Monday, October 11, 2004

Le Moron Stupide

Here's an excellent interview with Chris Lewis, son of Jerry Lewis, who produced the DVD editions of a bunch of Lewis's movies, to be released tomorrow.

Jokes about the French aside, I'll say this about Jerry Lewis: who else was consistently making interesting comedies in the early '60s? Billy Wilder, and Blake Edwards, and Lewis's mentor Frank Tashlin, and that's really about it. Most film comedies in America were visually mediocre and gave few opportunities to performers; even a promising comedy, like Lover Come Back (which has a terrific script -- one funny line after another), is sunk by being shot and lit like a bad sitcom. Meanwhile, most of the emerging foreign directors seemed to avoid pure comedy, perhaps because it requires the director to give up some of his autonomy to the performers; Ingmar Bergman (who made some comedies before 1960, but none after) and Fellini and most of the French New Wave guys weren't about to let a comedy performer run wild. Jerry Lewis's movies may be self-indulgent, and sentimental, and uneven, but they're full of good and innovative visual ideas, and they kept alive the great tradition of creating a comedy to show off a gifted performer's talents, rather than shoehorning a performer into a generic role.

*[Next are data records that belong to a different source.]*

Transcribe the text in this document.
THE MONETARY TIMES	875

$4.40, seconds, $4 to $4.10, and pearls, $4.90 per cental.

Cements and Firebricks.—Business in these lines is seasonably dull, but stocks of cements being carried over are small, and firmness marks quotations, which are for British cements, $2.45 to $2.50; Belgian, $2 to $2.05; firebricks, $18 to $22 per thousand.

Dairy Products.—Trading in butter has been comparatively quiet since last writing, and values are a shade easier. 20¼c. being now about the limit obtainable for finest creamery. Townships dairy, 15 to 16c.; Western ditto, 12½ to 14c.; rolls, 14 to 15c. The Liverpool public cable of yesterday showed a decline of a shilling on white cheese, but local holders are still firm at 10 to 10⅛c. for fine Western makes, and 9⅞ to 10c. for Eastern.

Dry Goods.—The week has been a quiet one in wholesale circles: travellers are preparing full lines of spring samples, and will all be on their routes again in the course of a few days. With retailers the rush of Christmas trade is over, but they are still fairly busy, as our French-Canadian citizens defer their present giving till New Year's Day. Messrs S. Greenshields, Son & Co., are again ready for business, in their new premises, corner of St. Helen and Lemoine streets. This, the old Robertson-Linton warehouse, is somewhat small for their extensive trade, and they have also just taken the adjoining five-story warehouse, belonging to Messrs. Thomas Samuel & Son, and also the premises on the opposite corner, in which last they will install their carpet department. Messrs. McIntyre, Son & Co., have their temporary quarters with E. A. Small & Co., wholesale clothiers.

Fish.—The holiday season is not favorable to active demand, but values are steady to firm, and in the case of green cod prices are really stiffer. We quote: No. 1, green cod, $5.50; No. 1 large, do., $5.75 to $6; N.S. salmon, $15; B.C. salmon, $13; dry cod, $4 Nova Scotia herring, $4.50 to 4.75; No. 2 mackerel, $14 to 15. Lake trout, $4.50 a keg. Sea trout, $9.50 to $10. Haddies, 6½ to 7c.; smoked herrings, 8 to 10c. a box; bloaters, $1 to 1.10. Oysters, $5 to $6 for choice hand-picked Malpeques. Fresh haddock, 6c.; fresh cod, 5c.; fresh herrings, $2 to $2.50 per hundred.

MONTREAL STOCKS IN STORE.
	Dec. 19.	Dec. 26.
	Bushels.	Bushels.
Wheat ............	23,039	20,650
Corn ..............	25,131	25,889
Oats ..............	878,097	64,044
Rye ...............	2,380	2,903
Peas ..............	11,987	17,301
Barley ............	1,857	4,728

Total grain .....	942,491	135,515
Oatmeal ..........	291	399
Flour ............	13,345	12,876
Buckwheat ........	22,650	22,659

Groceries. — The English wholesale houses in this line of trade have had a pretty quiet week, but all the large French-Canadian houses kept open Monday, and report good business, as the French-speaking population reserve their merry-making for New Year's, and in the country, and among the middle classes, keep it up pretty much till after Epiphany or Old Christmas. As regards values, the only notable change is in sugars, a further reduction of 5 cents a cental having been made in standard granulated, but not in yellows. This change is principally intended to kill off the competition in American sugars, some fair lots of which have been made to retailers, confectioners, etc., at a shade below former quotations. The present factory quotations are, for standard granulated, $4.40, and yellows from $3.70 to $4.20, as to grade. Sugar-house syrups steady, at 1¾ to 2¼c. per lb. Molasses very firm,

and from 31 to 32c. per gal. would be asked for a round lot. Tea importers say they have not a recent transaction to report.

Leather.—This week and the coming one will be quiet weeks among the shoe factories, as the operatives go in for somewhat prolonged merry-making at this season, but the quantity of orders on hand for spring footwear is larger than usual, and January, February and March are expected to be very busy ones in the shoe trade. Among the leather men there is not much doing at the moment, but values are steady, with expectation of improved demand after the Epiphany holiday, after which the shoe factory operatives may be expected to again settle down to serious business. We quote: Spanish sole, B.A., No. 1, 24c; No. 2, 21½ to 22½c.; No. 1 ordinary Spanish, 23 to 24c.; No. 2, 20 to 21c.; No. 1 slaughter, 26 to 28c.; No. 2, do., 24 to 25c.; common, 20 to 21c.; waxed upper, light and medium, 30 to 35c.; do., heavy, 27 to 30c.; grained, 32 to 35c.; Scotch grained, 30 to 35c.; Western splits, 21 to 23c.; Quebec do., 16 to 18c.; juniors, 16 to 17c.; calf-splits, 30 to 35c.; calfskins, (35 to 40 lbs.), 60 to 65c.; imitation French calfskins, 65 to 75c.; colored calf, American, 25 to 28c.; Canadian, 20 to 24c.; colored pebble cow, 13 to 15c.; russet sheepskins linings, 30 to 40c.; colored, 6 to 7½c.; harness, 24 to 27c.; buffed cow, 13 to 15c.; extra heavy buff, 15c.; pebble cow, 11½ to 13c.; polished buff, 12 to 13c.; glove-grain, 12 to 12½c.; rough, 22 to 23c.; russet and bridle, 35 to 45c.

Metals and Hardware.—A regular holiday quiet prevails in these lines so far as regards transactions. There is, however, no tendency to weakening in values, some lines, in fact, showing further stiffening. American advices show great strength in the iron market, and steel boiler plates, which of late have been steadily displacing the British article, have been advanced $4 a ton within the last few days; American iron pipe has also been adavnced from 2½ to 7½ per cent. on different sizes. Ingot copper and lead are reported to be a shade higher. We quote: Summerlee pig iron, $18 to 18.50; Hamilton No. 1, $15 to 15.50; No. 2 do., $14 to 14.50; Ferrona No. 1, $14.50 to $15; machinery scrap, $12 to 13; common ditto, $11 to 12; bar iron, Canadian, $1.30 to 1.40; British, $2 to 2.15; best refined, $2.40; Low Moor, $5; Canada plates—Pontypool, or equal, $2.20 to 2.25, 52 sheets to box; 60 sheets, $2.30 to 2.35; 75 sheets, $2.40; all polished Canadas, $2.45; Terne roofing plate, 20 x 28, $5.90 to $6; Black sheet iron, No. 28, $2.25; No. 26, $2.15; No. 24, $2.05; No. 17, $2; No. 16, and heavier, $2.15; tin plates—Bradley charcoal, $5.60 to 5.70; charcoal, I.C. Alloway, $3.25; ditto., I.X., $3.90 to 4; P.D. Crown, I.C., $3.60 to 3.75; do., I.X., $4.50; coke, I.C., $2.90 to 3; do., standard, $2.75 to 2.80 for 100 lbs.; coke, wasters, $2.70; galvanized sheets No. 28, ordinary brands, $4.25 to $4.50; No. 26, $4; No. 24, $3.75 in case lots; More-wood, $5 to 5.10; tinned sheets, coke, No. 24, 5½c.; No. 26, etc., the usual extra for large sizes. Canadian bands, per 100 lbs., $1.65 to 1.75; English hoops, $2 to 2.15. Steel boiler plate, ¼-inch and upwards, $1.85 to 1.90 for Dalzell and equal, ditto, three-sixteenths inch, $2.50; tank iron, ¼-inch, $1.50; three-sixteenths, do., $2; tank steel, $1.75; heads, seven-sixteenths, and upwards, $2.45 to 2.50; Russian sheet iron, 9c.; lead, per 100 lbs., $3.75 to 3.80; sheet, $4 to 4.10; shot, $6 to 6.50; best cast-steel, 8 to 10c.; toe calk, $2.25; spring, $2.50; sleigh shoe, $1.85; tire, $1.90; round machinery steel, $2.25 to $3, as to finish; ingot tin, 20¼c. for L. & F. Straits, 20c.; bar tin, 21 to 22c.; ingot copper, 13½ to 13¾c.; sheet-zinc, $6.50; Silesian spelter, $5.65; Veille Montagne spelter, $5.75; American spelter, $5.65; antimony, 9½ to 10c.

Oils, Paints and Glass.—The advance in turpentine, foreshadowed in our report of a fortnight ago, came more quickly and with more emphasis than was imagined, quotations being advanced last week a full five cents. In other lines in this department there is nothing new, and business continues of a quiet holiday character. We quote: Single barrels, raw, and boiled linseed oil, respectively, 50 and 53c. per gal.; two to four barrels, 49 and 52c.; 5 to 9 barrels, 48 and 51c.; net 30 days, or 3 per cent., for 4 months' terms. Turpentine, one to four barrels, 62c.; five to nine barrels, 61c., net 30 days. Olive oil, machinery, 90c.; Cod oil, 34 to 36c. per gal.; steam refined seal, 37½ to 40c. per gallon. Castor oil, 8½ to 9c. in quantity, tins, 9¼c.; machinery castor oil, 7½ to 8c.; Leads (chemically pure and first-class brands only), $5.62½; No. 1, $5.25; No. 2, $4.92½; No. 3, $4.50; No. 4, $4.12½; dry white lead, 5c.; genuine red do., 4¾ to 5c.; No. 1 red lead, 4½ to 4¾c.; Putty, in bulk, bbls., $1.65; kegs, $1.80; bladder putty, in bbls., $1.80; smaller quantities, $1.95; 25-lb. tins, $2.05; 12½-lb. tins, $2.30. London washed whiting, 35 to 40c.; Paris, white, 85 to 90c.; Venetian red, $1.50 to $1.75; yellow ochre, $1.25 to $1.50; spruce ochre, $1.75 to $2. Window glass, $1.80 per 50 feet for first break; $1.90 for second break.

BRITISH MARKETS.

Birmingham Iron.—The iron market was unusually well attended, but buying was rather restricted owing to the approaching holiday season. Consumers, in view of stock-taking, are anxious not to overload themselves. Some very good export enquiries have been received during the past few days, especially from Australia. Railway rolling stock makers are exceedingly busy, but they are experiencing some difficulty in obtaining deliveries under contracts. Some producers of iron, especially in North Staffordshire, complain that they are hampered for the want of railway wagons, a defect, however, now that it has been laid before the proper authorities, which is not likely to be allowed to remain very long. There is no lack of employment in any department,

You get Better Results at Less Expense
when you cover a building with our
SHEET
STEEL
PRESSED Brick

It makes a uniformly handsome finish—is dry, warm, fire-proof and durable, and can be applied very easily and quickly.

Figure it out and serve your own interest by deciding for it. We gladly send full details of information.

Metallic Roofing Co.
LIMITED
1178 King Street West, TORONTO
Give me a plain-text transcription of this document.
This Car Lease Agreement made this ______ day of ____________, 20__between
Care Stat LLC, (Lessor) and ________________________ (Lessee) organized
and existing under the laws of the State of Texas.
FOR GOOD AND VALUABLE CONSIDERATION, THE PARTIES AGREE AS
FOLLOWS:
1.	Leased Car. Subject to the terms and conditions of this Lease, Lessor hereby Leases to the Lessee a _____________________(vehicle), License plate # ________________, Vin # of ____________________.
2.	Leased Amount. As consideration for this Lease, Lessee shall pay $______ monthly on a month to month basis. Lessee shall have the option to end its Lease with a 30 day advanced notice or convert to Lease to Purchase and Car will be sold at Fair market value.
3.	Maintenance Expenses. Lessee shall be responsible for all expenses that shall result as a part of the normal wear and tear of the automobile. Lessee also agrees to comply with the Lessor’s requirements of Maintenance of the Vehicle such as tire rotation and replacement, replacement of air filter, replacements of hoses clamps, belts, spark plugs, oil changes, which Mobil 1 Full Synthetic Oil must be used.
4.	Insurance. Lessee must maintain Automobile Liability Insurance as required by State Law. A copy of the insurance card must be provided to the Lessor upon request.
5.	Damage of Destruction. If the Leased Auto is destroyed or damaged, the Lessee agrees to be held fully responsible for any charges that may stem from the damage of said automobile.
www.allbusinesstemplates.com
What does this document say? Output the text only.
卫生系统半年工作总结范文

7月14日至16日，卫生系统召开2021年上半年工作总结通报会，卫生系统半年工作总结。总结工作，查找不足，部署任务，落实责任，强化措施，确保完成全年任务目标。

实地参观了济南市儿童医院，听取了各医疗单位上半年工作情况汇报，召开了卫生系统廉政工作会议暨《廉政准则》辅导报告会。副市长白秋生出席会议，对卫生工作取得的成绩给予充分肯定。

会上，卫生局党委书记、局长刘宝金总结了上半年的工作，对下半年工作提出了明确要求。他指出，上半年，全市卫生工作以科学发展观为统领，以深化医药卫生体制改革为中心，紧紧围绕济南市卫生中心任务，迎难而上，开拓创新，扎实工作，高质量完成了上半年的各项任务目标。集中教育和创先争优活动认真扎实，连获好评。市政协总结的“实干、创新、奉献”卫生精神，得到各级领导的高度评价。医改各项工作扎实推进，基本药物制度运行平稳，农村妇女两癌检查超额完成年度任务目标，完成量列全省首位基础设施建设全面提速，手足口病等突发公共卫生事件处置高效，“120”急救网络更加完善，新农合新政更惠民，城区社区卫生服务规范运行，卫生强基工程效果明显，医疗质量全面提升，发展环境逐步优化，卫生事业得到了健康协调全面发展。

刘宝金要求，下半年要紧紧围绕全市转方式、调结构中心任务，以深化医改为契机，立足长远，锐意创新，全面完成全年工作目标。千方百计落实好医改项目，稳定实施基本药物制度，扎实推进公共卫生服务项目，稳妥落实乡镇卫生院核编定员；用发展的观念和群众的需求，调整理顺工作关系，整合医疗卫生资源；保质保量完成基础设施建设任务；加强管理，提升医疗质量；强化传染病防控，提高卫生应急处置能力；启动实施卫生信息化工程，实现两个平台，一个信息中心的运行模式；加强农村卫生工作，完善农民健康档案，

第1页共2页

That said, I prefer Tashlin as a director -- his famously cartoony gags, his cynical attitude to American pop culture, made him like no other Hollywood comedy director of the era. None of his films have previously been available on DVD, nor have any of his Warner Brothers cartoons come out yet, so it's especially good to see two Tashlin/Lewis films, Cinderfella and The Disorderly Orderly, included in this new batch. Neither of these are among Tashlin's best work, though Disorderly Orderly has a lot of good stuff; his best films, The Girl Can't Help It, Will Success Spoil Rock Hunter? and Bachelor Flat, have yet to be released by Fox, and his best Paramount movies, like Son of Paleface and Artists and Models, remain in the vaults. (His two Martin/Lewis films, Artists and Models and Hollywood or Bust, are truly insane; they take the basic format of a Dean-n-Jerry picture and go off on strange tangents with bizarre gags, pop-culture satires, and Tashlin's obsession with displaying his leading ladies in every glamour-magazine pose known to man or photographer.) But Chris Lewis says in the interview that the Martin/Lewis movies, as well as other Tashlin/Lewis films, will be coming soon if the current releases sell well, as I'm sure they will.